Nov. 1, 1998
Today's Reading: "Noah" by Roy Daniells from THE CHEQUERED SHADE, published by McLelland & Stewart.
Two Shakespeare plays debuted on this day: the tragedy OTHELLO opened at the Whitehall Palace in London in 1604; and exactly seven years later in the same theater, his drama, THE TEMPEST.
It's the birthday of writer STEPHEN CRANE, author of the Civil War novel, The Red Badge of Courage, born the youngest of 14 children in 1871, Newark, New Jersey. Crane never fought in any war, but worked as a journalist covering them for New York newspapers. The Red Badge of Courage was unique for being the first war novel to tell the story from the perspective of an ordinary soldier, in this case Union soldier Henry Fleming, who goes into his first battle full of patriotism, but witnesses a panicked retreat by other Union soldiers. "A shell screaming like a storm banshee went over the huddled heads of the reserves. It landed in the grove, and exploded flinging the brown earth. Bullets began to whistle among the branches and nip at the trees. Twigs and leaves came sailing down, as if a thousand axes were being wielded. The billowing smoke was filled with horizontal flashes. Men rushing swiftly emerged from it. They grew in numbers until it was seen that the whole command was fleeing. Wild yells came from behind the walls of smoke. A sketch in gray and red dissolved into a moblike body of men who galloped like wild horses. The new regiment was breathless with horror. They shrank back and crouched as if compelled to await a flood." Crane was at work on the book in 1894 at the same time he was touring Midwestern mining towns looking for stories. He stopped at the University of Nebraska and Willa Cather, who was a student, interviewed him, and she later wrote, "I have never known so bitter a heart in any man as he revealed to me that night." Crane died of tuberculosis when he was 28 years old.
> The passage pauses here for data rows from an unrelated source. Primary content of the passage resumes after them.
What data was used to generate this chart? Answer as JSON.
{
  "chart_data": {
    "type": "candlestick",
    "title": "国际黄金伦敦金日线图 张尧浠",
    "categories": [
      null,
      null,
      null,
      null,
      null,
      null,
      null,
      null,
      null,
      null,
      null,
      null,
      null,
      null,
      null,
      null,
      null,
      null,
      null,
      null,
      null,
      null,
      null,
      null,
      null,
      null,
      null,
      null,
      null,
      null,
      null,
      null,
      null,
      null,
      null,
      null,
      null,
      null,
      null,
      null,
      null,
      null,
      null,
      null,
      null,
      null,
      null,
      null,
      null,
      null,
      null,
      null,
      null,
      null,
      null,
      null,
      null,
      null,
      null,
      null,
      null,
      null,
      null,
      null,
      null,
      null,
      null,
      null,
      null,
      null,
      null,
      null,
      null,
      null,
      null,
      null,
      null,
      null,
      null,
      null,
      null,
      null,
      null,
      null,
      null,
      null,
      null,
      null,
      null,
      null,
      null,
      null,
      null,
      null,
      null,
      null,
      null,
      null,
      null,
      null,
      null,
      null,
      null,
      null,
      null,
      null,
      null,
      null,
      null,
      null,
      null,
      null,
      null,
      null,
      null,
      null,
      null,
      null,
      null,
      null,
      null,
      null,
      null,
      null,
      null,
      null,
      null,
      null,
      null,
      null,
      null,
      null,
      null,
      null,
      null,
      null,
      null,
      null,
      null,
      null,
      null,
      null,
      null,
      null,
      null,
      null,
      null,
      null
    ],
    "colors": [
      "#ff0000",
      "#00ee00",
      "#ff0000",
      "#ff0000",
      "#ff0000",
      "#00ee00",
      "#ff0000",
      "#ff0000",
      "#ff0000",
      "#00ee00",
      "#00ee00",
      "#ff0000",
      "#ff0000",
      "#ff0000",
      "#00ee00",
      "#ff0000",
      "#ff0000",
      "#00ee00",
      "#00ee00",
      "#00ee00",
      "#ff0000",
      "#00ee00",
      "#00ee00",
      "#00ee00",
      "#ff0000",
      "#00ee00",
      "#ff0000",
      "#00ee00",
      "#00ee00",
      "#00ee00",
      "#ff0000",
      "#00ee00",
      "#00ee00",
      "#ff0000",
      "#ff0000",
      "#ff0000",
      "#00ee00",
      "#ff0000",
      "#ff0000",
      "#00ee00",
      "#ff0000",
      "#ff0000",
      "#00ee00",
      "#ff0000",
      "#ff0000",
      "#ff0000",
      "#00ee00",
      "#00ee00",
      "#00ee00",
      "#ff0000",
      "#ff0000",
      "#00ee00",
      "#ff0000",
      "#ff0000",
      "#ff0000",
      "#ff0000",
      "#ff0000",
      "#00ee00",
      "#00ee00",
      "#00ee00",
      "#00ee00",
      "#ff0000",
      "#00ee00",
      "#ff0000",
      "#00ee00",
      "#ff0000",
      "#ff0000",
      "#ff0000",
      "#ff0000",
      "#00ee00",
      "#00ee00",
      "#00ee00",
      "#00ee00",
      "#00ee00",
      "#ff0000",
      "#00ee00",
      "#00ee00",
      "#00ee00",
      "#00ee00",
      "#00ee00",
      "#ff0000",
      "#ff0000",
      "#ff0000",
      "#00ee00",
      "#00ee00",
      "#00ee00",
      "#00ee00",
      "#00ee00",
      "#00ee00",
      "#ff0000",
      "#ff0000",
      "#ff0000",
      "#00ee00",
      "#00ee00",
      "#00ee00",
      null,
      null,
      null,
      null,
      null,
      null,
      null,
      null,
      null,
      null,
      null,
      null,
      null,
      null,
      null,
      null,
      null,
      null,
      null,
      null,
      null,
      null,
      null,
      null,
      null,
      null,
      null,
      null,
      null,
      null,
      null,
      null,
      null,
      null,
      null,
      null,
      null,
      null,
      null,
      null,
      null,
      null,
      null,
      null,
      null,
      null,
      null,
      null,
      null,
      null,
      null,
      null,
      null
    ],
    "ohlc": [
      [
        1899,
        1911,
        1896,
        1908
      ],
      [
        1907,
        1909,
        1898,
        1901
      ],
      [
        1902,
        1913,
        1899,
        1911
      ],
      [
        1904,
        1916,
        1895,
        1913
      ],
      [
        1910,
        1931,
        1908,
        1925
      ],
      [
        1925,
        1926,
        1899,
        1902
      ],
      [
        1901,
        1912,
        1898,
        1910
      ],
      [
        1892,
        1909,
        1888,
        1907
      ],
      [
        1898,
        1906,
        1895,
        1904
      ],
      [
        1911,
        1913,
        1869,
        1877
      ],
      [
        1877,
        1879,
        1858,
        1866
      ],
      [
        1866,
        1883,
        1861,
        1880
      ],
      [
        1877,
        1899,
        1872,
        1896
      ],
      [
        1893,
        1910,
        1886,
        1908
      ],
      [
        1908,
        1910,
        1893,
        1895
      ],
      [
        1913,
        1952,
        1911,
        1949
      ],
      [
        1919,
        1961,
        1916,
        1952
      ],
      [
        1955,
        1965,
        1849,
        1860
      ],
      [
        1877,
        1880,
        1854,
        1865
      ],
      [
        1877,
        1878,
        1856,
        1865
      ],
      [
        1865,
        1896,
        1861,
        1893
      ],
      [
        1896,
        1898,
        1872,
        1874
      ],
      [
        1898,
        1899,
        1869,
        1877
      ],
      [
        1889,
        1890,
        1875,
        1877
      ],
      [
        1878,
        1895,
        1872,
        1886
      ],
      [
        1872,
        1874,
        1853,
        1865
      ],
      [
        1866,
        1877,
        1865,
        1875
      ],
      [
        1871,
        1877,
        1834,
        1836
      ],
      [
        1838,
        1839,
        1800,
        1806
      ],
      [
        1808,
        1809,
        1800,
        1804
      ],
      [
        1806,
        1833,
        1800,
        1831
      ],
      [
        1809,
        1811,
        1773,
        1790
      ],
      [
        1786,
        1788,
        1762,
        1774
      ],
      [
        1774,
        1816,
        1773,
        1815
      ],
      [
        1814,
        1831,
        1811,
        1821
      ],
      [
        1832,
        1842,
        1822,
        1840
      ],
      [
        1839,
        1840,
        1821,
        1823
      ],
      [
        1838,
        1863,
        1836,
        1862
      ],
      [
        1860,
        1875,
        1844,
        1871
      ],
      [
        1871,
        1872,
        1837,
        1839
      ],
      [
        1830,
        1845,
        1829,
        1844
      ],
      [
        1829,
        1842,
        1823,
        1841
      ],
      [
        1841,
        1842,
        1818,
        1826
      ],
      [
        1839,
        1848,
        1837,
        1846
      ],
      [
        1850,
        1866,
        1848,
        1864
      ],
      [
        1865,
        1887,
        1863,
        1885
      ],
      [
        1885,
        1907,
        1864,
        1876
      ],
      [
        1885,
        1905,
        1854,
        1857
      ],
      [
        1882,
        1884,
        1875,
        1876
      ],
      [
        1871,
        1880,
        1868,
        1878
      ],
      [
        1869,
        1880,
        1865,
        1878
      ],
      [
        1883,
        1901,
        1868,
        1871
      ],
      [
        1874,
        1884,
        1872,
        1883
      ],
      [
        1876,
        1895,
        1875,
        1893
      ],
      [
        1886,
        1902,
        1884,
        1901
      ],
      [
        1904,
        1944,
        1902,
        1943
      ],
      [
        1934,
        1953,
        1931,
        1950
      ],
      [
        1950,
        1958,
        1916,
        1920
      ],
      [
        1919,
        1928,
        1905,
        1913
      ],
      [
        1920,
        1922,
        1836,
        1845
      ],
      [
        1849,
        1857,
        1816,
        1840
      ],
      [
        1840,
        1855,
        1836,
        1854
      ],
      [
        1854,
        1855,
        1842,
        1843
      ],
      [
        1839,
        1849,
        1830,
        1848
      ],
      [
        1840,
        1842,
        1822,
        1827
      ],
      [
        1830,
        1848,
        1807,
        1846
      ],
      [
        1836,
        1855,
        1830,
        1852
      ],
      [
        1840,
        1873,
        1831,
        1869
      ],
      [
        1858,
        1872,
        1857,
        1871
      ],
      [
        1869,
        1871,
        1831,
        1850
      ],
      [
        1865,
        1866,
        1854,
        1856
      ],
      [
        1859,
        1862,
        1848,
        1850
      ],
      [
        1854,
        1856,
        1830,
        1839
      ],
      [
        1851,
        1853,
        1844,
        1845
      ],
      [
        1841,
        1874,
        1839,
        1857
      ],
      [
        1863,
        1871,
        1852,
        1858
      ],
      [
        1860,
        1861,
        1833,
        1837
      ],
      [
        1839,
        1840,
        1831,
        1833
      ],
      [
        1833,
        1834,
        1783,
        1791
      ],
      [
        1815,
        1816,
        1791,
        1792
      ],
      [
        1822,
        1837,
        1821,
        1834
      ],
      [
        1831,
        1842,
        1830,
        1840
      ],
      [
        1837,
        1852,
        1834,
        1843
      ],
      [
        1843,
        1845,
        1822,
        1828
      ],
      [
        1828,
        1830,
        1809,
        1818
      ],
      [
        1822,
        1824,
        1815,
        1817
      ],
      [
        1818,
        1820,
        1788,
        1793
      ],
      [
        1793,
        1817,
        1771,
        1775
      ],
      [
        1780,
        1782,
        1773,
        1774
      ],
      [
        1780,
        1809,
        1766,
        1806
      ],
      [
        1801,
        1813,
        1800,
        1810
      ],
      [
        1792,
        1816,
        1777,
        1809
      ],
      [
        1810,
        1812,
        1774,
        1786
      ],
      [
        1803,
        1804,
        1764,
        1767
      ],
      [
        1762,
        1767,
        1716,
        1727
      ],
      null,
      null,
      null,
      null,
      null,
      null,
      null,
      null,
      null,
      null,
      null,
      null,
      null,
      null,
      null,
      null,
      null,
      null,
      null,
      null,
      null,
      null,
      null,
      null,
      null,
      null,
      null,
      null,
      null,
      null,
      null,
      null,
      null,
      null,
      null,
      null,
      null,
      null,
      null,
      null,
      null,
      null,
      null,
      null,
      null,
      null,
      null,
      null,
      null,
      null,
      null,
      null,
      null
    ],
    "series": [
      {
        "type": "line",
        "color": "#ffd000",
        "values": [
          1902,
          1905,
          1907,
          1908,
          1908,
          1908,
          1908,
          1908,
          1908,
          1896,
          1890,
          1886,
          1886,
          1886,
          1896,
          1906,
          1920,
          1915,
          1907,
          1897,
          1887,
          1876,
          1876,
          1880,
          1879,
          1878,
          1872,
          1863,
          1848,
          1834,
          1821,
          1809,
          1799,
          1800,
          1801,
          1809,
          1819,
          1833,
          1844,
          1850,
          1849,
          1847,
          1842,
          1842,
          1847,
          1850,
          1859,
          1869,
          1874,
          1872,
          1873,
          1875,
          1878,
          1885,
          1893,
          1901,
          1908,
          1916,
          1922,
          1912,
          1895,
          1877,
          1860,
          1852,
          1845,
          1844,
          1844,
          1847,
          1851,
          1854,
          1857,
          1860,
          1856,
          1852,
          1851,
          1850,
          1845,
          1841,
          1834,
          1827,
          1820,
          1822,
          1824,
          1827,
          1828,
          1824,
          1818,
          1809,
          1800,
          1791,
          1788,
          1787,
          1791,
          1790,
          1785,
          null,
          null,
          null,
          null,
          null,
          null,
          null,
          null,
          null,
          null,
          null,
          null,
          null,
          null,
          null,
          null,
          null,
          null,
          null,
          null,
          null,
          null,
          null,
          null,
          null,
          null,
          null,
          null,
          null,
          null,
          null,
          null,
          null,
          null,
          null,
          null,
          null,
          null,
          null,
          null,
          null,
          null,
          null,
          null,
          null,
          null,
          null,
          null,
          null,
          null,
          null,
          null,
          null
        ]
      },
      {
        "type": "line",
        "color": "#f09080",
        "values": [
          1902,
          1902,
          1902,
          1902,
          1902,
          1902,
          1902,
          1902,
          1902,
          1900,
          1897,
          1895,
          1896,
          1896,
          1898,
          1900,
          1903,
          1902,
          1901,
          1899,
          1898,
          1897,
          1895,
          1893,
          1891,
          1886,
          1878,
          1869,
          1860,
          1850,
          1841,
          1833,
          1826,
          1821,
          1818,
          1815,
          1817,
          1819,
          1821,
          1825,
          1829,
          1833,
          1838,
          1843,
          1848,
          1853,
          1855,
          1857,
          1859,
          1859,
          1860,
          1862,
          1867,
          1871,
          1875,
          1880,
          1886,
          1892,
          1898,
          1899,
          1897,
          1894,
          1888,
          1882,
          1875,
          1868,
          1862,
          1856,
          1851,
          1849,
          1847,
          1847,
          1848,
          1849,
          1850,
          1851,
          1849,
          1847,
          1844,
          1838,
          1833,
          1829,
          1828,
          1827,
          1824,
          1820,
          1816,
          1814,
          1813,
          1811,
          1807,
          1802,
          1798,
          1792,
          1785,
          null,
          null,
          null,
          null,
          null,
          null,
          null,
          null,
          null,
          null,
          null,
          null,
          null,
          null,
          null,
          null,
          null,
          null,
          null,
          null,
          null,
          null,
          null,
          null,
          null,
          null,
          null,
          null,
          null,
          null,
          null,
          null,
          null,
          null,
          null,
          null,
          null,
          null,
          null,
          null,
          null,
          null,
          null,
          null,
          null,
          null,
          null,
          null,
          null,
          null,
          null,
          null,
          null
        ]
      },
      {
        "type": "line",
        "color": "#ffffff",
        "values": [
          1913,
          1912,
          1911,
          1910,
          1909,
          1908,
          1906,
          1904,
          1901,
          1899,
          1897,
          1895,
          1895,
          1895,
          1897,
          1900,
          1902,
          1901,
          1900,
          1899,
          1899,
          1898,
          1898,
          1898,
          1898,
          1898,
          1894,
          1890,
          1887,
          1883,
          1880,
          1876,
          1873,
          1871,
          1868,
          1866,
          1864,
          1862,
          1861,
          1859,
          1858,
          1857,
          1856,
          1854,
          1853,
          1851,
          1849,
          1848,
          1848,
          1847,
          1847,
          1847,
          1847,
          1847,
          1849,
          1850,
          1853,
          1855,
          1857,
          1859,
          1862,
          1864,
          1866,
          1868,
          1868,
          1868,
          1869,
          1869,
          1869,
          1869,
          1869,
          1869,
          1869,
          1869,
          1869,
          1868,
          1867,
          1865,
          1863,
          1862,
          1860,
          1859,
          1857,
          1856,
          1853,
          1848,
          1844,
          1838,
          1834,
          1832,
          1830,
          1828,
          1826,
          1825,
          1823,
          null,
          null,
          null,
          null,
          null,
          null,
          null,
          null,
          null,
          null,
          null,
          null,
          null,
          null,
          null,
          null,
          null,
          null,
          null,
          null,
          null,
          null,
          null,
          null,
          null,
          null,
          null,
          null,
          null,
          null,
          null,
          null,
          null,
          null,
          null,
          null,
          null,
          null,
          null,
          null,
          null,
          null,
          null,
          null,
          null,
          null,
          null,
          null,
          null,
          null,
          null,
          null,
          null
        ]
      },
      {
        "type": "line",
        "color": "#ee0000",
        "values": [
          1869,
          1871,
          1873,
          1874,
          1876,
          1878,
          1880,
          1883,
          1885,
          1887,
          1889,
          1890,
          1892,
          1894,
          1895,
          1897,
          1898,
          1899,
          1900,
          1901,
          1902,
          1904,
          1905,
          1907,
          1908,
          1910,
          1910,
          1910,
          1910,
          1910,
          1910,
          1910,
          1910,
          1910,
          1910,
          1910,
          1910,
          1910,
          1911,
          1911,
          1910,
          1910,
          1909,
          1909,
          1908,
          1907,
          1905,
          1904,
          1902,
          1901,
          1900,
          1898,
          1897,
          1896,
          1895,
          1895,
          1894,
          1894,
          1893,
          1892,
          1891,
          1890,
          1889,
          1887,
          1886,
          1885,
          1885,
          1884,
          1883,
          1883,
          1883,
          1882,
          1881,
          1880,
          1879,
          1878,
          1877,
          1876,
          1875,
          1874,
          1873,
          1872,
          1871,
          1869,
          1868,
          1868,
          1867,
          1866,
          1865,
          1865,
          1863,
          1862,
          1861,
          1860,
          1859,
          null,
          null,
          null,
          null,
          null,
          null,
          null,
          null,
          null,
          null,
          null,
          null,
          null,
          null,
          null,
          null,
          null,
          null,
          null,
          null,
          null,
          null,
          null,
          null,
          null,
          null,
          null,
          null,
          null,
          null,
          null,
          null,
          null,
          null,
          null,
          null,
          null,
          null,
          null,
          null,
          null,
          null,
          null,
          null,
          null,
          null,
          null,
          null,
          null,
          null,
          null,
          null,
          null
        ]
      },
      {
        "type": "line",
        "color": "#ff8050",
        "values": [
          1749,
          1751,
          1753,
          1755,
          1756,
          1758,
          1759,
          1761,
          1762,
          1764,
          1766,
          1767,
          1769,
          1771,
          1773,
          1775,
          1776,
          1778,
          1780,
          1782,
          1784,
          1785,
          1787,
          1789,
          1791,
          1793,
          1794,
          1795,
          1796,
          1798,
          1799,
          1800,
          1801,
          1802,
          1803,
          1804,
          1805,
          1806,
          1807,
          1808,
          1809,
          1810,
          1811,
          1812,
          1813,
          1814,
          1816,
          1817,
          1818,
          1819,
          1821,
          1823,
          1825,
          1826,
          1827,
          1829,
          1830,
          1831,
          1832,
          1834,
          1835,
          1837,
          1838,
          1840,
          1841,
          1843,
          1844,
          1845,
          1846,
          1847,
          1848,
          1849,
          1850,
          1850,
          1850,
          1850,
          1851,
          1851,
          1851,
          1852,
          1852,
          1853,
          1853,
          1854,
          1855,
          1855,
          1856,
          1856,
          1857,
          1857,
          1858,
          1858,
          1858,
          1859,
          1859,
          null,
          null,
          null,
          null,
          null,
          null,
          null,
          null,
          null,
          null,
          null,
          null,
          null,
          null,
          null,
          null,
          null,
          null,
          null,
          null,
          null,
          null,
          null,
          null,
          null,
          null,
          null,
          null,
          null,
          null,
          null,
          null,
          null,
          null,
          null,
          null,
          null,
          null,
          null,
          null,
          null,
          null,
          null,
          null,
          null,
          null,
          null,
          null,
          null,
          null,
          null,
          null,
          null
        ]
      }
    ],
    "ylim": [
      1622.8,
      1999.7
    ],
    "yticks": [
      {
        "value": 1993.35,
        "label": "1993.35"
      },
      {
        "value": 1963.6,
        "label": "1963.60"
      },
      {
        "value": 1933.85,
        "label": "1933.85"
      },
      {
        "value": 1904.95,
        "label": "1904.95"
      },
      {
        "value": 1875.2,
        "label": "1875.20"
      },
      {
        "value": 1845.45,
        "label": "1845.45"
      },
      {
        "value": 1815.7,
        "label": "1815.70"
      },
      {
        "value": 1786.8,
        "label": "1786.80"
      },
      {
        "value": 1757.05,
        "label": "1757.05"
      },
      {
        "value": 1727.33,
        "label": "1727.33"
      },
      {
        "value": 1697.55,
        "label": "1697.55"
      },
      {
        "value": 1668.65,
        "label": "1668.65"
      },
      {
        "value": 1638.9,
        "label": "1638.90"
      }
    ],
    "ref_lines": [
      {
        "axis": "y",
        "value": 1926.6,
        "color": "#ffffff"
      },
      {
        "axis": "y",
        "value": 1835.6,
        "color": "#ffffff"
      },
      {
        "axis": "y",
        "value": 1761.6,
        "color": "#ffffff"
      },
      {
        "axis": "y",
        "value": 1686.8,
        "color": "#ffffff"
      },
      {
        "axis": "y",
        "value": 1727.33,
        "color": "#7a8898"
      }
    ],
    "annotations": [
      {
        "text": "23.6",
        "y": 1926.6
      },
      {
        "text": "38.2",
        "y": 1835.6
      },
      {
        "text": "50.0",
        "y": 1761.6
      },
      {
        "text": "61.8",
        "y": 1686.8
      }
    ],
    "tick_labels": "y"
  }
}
The STAMP ACT went into effect on this day in 1765, the first direct tax imposed by British Parliament on the American colonies, created to help pay the cost of maintaining British troops here. It covered just about anything printed in the colonies: newspapers, pamphlets, even a deck of cards. Americans, who did not elect members of Parliament, opposed the act not only because many couldn't pay it, but because it violated the principle of "No taxation without representation." Tensions immediately increased between the colonies and Britain.